17 Em razão da sua condição de imigrante ilegal no país de destino, Dias (2005) relata que a pessoa clandestina está sujeita a deportação, ou mesmo a sua expulsão, quando o país prever a tipificação penal da prostituição (como ocorre em países como os Estados Unidos). Ademais, é comum que ocorra a gravidez indesejada das traficadas, bem como o afastamento forçado de seus filhos.

18 Tendo em vista a estigmatização da prostituição, Dias (2005) relata que é comum que haja a quebra de laços familiares, normalmente porque a vítima fica com vergonha da sua condição, ensejando o seu isolamento social.

19 Para Dias (2005), é corriqueiro que essas mulheres sofrerem danos patrimoniais, como a perda seus bens pessoas, bem como o de seus familiares. As vítimas de tráfico também geram um maior custo aos programas sociais.

20 Quando se fala em tráfico de mulheres é normal vir à mente a ideia de uma mulher cis, ou seja, uma a mulher que nasceu com o sexo feminino e identifica-se com o esse gênero. Todavia, apesar de serem escassas as publicações e obras sobre o assunto, o Tráfico de Mulheres Transexuais também é problemático. É recorrente que as mulheres transexuais, bem como as travestis, por estarem marginalizadas da sociedade, sofrendo com estigmas e a exclusão do seio familiar, tornem-se profissionais do sexo aqui no Brasil, e, dessa forma, aceitam com maior facilidade a proposta de aliciadores.

21 Reitera-se aqui que o contrabando de migrantes difere-se do tráfico humano. Nessa toada, Damásio (2003, p. 17) destaca que é necessário que as políticas de imigração não igualem a imigração ilegal com o tráfico de pessoas.

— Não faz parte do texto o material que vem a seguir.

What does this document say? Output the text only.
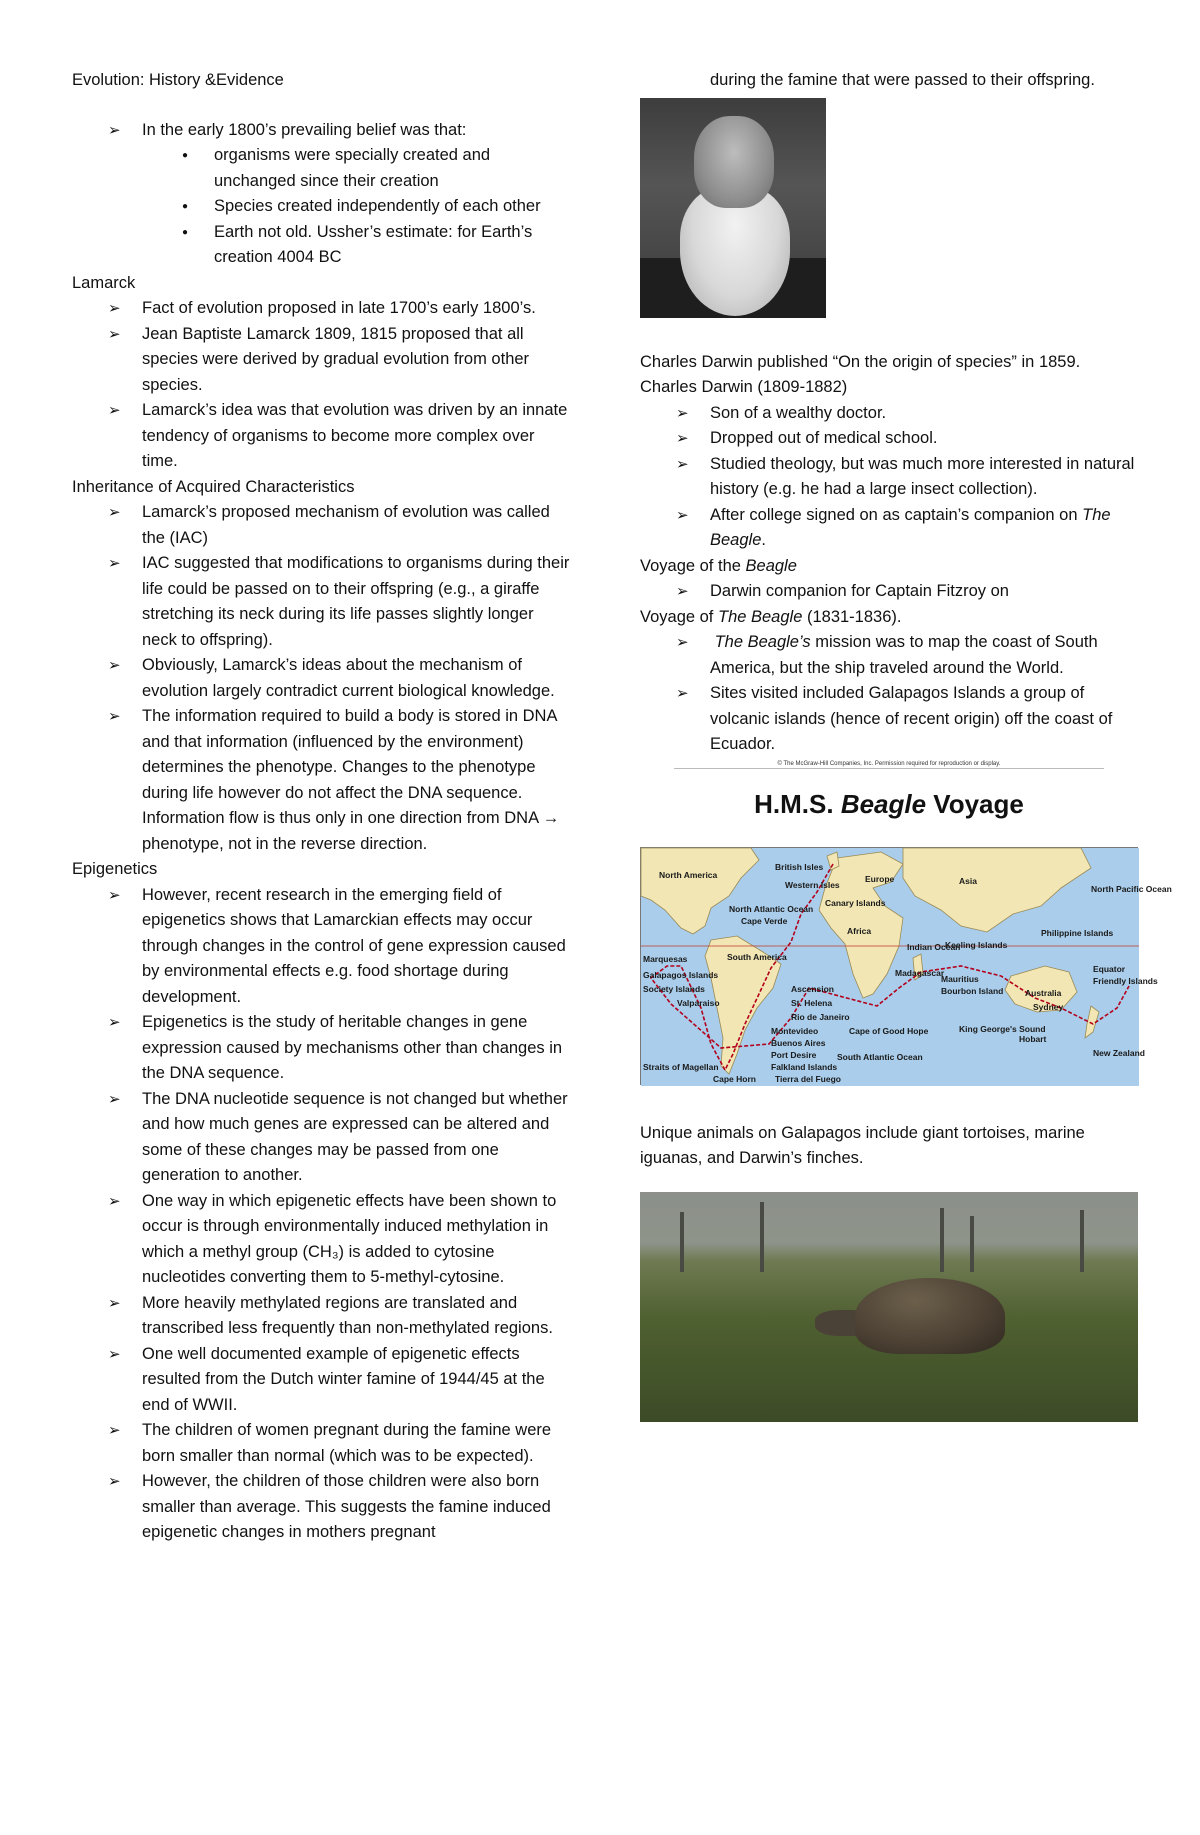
Evolution: History &Evidence
➢ In the early 1800’s prevailing belief was that:
● organisms were specially created and unchanged since their creation
● Species created independently of each other
● Earth not old. Ussher’s estimate: for Earth’s creation 4004 BC
Lamarck
➢ Fact of evolution proposed in late 1700’s early 1800’s.
➢ Jean Baptiste Lamarck 1809, 1815 proposed that all species were derived by gradual evolution from other species.
➢ Lamarck’s idea was that evolution was driven by an innate tendency of organisms to become more complex over time.
Inheritance of Acquired Characteristics
➢ Lamarck’s proposed mechanism of evolution was called the (IAC)
➢ IAC suggested that modifications to organisms during their life could be passed on to their offspring (e.g., a giraffe stretching its neck during its life passes slightly longer neck to offspring).
➢ Obviously, Lamarck’s ideas about the mechanism of evolution largely contradict current biological knowledge.
➢ The information required to build a body is stored in DNA and that information (influenced by the environment) determines the phenotype. Changes to the phenotype during life however do not affect the DNA sequence. Information flow is thus only in one direction from DNA → phenotype, not in the reverse direction.
Epigenetics
➢ However, recent research in the emerging field of epigenetics shows that Lamarckian effects may occur through changes in the control of gene expression caused by environmental effects e.g. food shortage during development.
➢ Epigenetics is the study of heritable changes in gene expression caused by mechanisms other than changes in the DNA sequence.
➢ The DNA nucleotide sequence is not changed but whether and how much genes are expressed can be altered and some of these changes may be passed from one generation to another.
➢ One way in which epigenetic effects have been shown to occur is through environmentally induced methylation in which a methyl group (CH₃) is added to cytosine nucleotides converting them to 5-methyl-cytosine.
➢ More heavily methylated regions are translated and transcribed less frequently than non-methylated regions.
➢ One well documented example of epigenetic effects resulted from the Dutch winter famine of 1944/45 at the end of WWII.
➢ The children of women pregnant during the famine were born smaller than normal (which was to be expected).
➢ However, the children of those children were also born smaller than average. This suggests the famine induced epigenetic changes in mothers pregnant
during the famine that were passed to their offspring.
Charles Darwin published “On the origin of species” in 1859.
Charles Darwin (1809-1882)
➢ Son of a wealthy doctor.
➢ Dropped out of medical school.
➢ Studied theology, but was much more interested in natural history (e.g. he had a large insect collection).
➢ After college signed on as captain’s companion on The Beagle.
Voyage of the Beagle
➢ Darwin companion for Captain Fitzroy on
Voyage of The Beagle (1831-1836).
➢ The Beagle’s mission was to map the coast of South America, but the ship traveled around the World.
➢ Sites visited included Galapagos Islands a group of volcanic islands (hence of recent origin) off the coast of Ecuador.
© The McGraw-Hill Companies, Inc. Permission required for reproduction or display.
H.M.S. Beagle Voyage
British Isles
North America
Western Isles
Europe	Asia
North Pacific Ocean
North Atlantic Ocean
Canary Islands
Cape Verde
Africa	Philippine Islands
Marquesas	South America
Indian Ocean
Keeling Islands
Equator
Galapagos Islands
Society Islands
Valparaiso
Ascension
St. Helena
Rio de Janeiro
Madagascar
Mauritius
Bourbon Island	Australia
Sydney
Friendly Islands
Montevideo
Buenos Aires
Port Desire
Falkland Islands
Cape of Good Hope
South Atlantic Ocean
King George's Sound
Hobart
New Zealand
Straits of Magellan
Cape Horn Tierra del Fuego
Unique animals on Galapagos include giant tortoises, marine iguanas, and Darwin’s finches.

22 Segundo Dias (2005, p. 61), o Tráfico de Seres Humanos está ligado também à prática de outros crimes tais quais: Homicídios, estupros, atentado violento ao poder, lenocínio, torturas, seqüestro, seqüestro com cárcere privado, corrupção, formação de quadrilha, lavagem de dinheiro, falsificação, furtou ou roubo de documentos, sonegação fiscal, estelionato, violação aos direitos trabalhista, trabalho escravo ou forçado, redução a condição análoga à de escravo, lesões corporais e maus-tratos.

23 O Filme Desmundo, 2003, retrata bem esse cenário, narrando a estória da órfã portuguesa Oribela enviada ao Brasil, onde, contrariada, é obrigada a casar-se com um senhor do engenho de açúcar, muito mais velho que ela, e que a violenta reiteradamente. Apesar de ser ficção, retrata de forma realista o contexto das órfãs lusitanas, que eram enviadas para o Brasil para desposar com os colonos, numa tentativa de evitar a miscigenação dos europeus e índios. Normalmente, meninas com 12 anos, ou até menos, já eram obrigadas a casar com senhores de muito mais idade, o que representa um verdadeiro estupro de vulneráveis sentenciado pelo Brasil colônia.

24 Com o advento do novo Código de Processo Civil, através da Lei 13.105/2015, o estado brasileiro reconhece três formas de cooperação jurídica internacional: homologação sentença estrangeira, carta rogatória e o auxílio direto.

25 ‘’O Supremo Tribunal Federal não deve autorizar a extradição, se se demonstra que o ordenamento jurídico do Estado estrangeiro que a requer não se revela capaz de assegurar aos réus, em juízo criminal, os direitos básicos que resultam do postulado do due processo of law (RTJ 132/56-58), notadamente as prerrogativas inerentes à garantia da ampla defesa, à garantia do contraditório, à igualdade entre as partes perante o juízo natural e à garantia de imparcialidade do magistrado processante. Demonstração, no caso, de que o regime político que informa as instituições do Estado requerente reveste-se de caráter democrático, assegurador das liberdades públicas fundamentais” (Ext 953, Rel. Min. Celso de Mello, julgamento em 28-9-05, DJ de 11-11-05).